Community shopping center in Anaheim, California

Anaheim Town Square (originally East Anaheim Shopping Center, later East Anaheim Center, East Anaheim Plaza), is a 372185 sqft community shopping center, the largest center in East Anaheim, California which was built at the intersection of Anaheim-Olive Road (renamed Lincoln Avenue in 1962) and Placentia Avenue (now State College Boulevard).

The center began construction in 1953 with 140000 sqft on 16.75 acres, with Alpha Beta supermarket opening in March 1954, and shortly thereafter a Woolworth variety store, a Sav-on Drug Store at no. 2120 on July 11, 1957, a 17500 sqft W.T. Grant variety store opening on February 27, 1958.

The center underwent a major expansion to 302600 sqft, adding a 40000 sqft Boston Stores junior department store on November 14, 1968. W. T. Grant moved to a new 86800 sqft building that opened on October 24, 1968, more than quadrupling its space.
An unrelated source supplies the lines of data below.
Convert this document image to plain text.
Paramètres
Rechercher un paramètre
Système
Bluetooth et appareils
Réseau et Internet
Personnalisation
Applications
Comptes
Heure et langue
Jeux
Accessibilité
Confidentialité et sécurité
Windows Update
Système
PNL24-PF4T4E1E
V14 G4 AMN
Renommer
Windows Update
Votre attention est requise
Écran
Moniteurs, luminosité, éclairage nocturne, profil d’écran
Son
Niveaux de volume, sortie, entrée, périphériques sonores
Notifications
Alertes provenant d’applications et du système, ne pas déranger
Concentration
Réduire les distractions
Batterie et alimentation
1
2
Architects Burke, Nicolai and Archuleta designed both. East Anaheim Shopping Center also added a Jolly Roger restaurant and a branch of the Commercial National Bank. In 1968 the center sales volume was $20,000,000. As of 1970 there were 42 stores and parking for 2000 cars, and the anchor supermarket had changed to Thriftimart.

The Boston Store branch was rebuilt in 1984.

In mid-2017, the Kmart closed and was replaced by a 40000 sqft small-format Target store.

As of 2019, the center has 372185 sqft of gross leasable area, with anchors Target, Hispanic-focused supermarket Northgate Market (the population was 69% Hispanic within a 1-mile radius in 2018), Ross Dress for Less, Goodwill, Pep Boys, a United States Post Office, and discount stores 99 Cents Only Stores and Five Below.